Oil prices are trading near the lowest in five years at just over $60 a barrel in London, squeezing the finances of OPEC+ members. Amid the uncertain backdrop, eight key nations agreed again this month to freeze output levels during the first quarter, halting the dramatic supply revival they implemented last year.

In April, Riyadh and its partners stunned crude traders by rapidly restarting production idled since 2023 despite signs that world markets were comfortably supplied. Several delegates said the move was intended to claw back market share ceded in recent years to rivals like American shale drillers. 

The group’s biggest increase in December came from Iraq, which added 80,000 barrels a day to pump an average of 4.37 million barrels a day, according to the survey.

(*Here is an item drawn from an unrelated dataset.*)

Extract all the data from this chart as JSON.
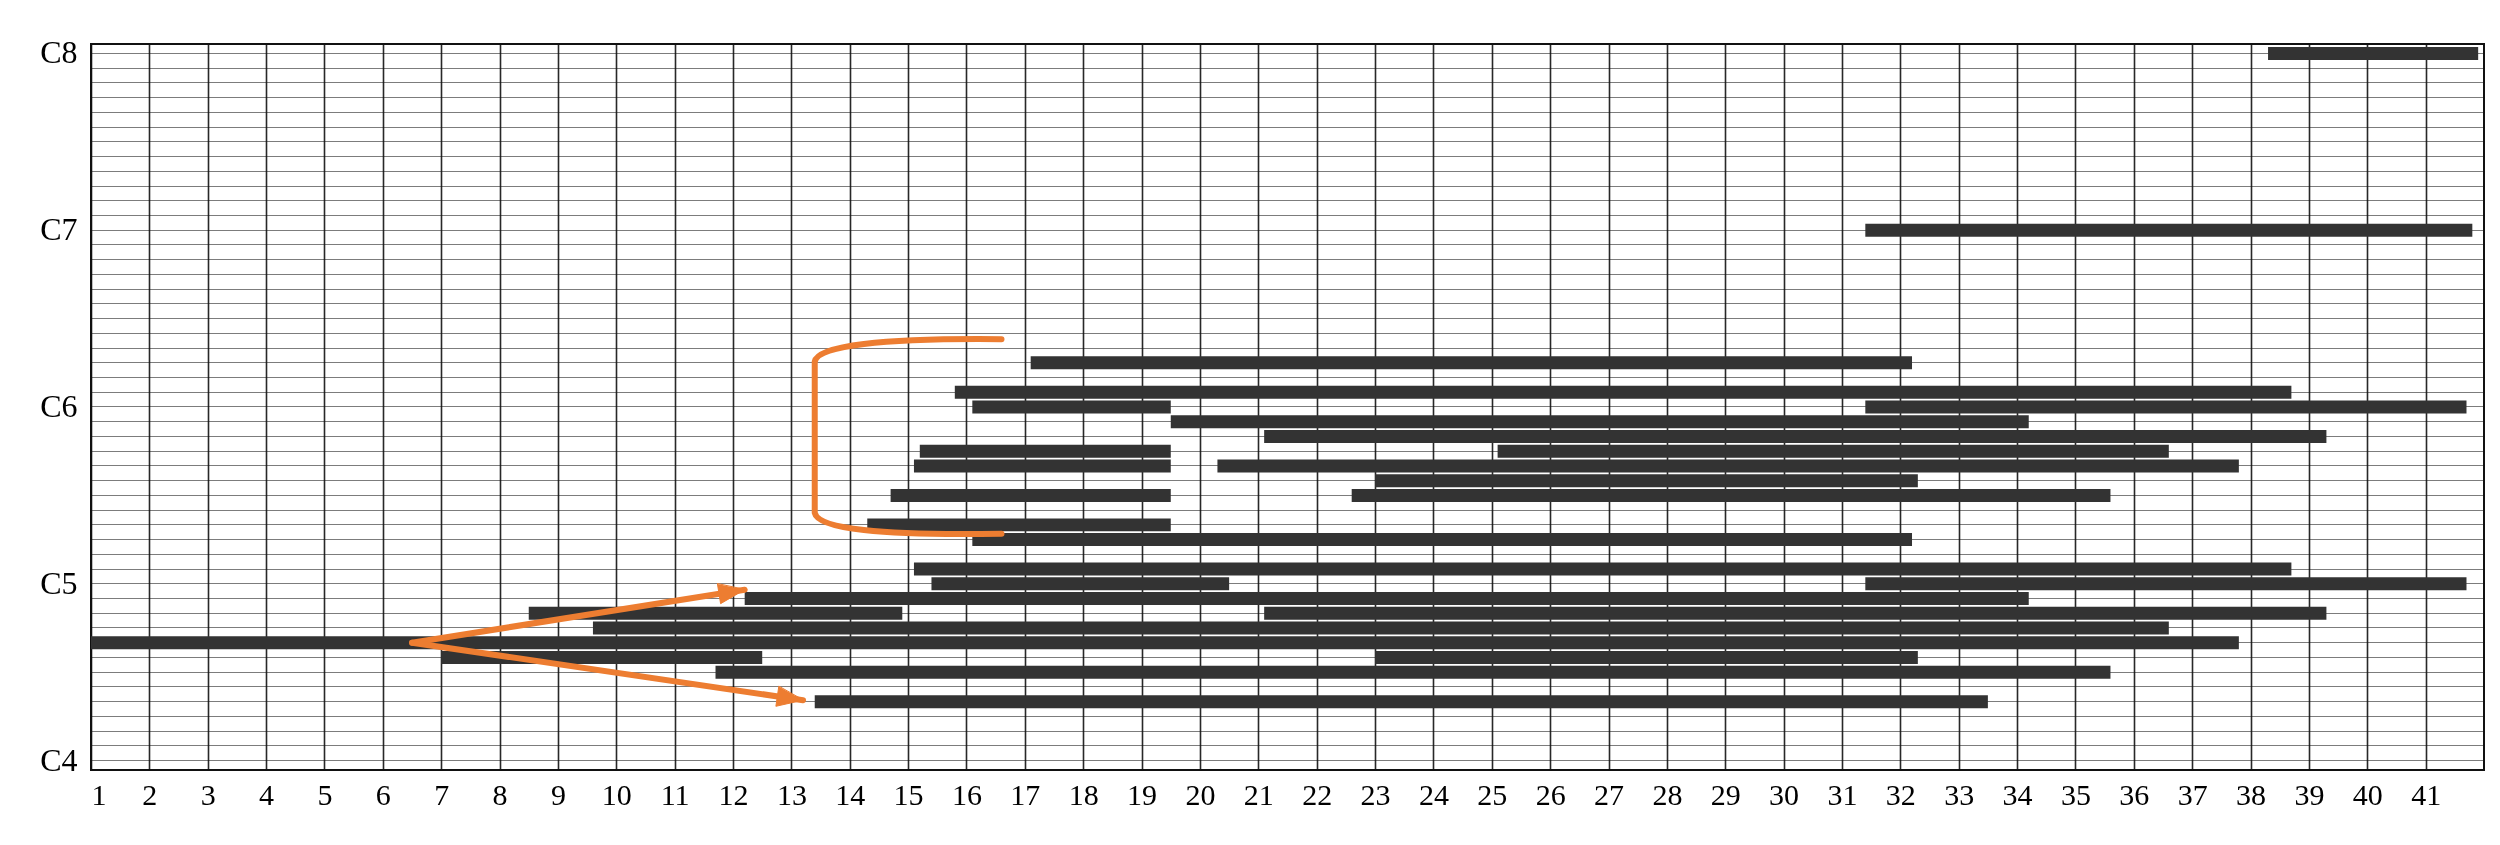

That would leave Baghdad considerably above its agreed OPEC+ quota, though data used by the group indicates it’s complying with the target.

Before the latest pause, OPEC+ had formally agreed to restore about two-thirds of 3.85 million barrels a day of output halted since 2023, leaving about 1.2 million barrels-a-day of these tranches left to restart. 

The Saudis and seven of their main OPEC+ partners will hold a video conference on Feb. 1 to review output policy for the months ahead.

Bloomberg’s production survey is based on ship-tracking data, information from officials and estimates from consultants Rapidan Energy Group, FGE, Kpler and Rystad Energy.